技術士R06【1203農業部門-農業農村工学】Ⅱ-2-1|1200字では伝えきれない!骨太論述と全詳解|防災重点ため池の工事必要性評価
小泉士郎🎈|技術士(建設・総監部門)×セルフケア
🔷R06_Ⅱ-2-1|過去問題
農業用ため池は全国各地に築造されているが、老朽化が進行するとともに、頻発化・激甚化する自然災害に対して脆弱なものが多い。こうした中、防災重点農業用ため池に指定されたあるため池について、防災工事の必要性を評価することとなった。 この業務を担当責任者として進めるに当たり、以下の内容について記述せよ。
(1)防災工事の必要性を判断するための評価を行うに際して、調査、検討すべき事項とその内容について説明せよ。

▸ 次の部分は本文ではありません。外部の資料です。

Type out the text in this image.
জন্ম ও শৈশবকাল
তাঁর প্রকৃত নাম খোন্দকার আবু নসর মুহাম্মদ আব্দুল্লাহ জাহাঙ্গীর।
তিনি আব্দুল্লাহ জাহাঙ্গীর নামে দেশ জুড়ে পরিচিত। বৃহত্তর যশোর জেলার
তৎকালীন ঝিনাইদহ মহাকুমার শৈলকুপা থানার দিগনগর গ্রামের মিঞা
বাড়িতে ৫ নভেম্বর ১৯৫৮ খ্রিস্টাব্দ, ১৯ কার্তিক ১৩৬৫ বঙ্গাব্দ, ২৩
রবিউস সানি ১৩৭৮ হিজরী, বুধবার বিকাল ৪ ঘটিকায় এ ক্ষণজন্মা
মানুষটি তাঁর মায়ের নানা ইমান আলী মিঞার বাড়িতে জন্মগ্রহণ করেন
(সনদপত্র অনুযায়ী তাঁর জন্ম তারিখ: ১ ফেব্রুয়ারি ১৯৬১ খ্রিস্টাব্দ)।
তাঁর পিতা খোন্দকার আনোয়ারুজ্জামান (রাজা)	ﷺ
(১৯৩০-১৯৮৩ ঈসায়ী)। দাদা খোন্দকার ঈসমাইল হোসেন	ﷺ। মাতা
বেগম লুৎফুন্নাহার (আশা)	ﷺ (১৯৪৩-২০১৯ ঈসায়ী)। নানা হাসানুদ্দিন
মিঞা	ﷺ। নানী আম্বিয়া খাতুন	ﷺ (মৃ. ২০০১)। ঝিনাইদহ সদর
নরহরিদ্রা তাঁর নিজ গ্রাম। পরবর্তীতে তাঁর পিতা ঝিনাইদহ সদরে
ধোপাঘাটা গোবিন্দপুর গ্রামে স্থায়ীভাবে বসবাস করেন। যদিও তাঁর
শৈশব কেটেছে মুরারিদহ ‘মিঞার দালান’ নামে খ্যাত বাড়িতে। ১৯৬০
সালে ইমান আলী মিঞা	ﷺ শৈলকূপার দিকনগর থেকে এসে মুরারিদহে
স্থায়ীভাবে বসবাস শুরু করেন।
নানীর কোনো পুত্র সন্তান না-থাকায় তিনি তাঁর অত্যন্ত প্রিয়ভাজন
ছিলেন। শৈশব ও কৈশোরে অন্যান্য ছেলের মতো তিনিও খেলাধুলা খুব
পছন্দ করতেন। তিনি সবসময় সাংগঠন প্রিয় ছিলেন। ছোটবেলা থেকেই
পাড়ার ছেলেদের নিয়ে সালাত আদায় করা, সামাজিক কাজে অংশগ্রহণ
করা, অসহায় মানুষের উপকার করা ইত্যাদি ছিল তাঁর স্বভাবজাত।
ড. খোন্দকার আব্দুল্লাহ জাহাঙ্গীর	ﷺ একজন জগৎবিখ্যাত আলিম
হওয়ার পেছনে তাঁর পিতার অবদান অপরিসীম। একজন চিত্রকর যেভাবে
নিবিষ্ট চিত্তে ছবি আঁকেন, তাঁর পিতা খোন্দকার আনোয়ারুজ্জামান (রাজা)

(2)留意すべき点、工夫を要する点を含めて業務を進める手順について述べよ。
(3)業務を効率的、効果的に進めるための関係者との調整方策について述べよ。
「日本技術士会」HP
🔷R06_Ⅱ-2-1【1.5倍論述のための】骨子例
(1)調査・検討すべき事項およびその内容
①ため池の現況把握と劣化状況調査
・堤体の基本情報整理と過去の改修履歴
・堤体内部の土質構成と基礎地盤状態
②耐震性能および豪雨耐性の評価
・レベル2地震動想定の耐震性能照査
・想定最大降雨量に対する洪水吐流下能力
③被害想定と影響範囲の評価
・氾濫解析による浸水想定区域の算定
・人的被害と経済的損失の定量的評価
④総合的な防災工事必要性の判断
・危険度と優先度の多角的検討
(2)本業務を進める手順及び留意点・工夫点
▽手順①:事前準備と情報収集
・複数資料の照合による正確性確認
・地元ヒアリングによる記録外情報収集
▽手順②:現地調査の実施
・渇水期を考慮した調査時期の設定
・最新技術活用による効率的データ取得
▽手順③:解析・評価業務
・複数地点サンプリングによる信頼性向上
・三次元浸水解析による可視化と説明
▽手順④:総合評価と対策工法の検討
・技術的妥当性と経済性の多角的比較
・ライフサイクルコストの定量的提示
▽手順⑤:報告書作成と成果の整理
・一般住民にも理解可能な平易な表現
・図表活用による合意形成の円滑化
(3)関係者との調整方策
1)地元土地改良区との調整
・調査計画段階からの情報共有と協力依頼
・評価結果のフィードバックと意見交換
2)市町村防災担当部局との調整
・地域防災計画との整合を図る早期協議
・住民説明会共催と広報活動への協力要請
3)地域住民との調整
・地域説明会による丁寧な業務目的説明
・中間報告会での進捗報告と意見聴取
4)都道府県農政担当部局との調整
・調査結果の定期報告と技術的助言取得
・補助事業活用に向けた早期協議開始
5)専門家・学識経験者との調整
・高度な技術的判断への専門家意見聴取
・技術検討委員会による客観的審議実施
🔷R06_II-2-1【深掘り考察】設問(1)解答
(1)調査・検討すべき事項およびその内容
①ため池の現況把握と劣化状況調査
堤体の築造年代、構造形式、施工方法等の基本情報を収集し、設計図書や過去の改修履歴を整理する。目視調査により堤体表面のクラック、漏水、変形、法面の侵食状況を確認するとともに、ボーリング調査や物理探査により堤体内部の土質構成、空洞の有無、基礎地盤の状態を把握する。さらに洪水吐や取水施設等の附帯構造物について、老朽化や機能低下の状況を調査する。
②耐震性能および豪雨耐性の評価
レベル2地震動を想定した耐震性能照査を実施し、堤体の滑り破壊や液状化の可能性を検討する。設計基準の変遷を踏まえ現行基準との適合性を確認する。また近年の降雨データを分析し、想定最大降雨量に対する洪水吐の流下能力を水理計算により評価するとともに、越流時の堤体侵食リスクや異常洪水時の安全性を検討する。
③被害想定と影響範囲の評価
ため池が決壊した場合の浸水想定区域を氾濫解析により算定し、ハザードマップを作成する。浸水想定区域内の人家、公共施設、農地、重要インフラ等の位置と数量を把握し、人的被害、経済的損失、社会的影響の程度を定量的に評価する。また地域住民の避難経路や避難時間を検討し、防災体制の実効性を確認する。
④総合的な防災工事必要性の判断
これらの調査結果を総合的に評価し、ため池の危険度、被害の影響範囲、対策の緊急性を多角的に検討することで、防災工事の必要性と優先度を判断する。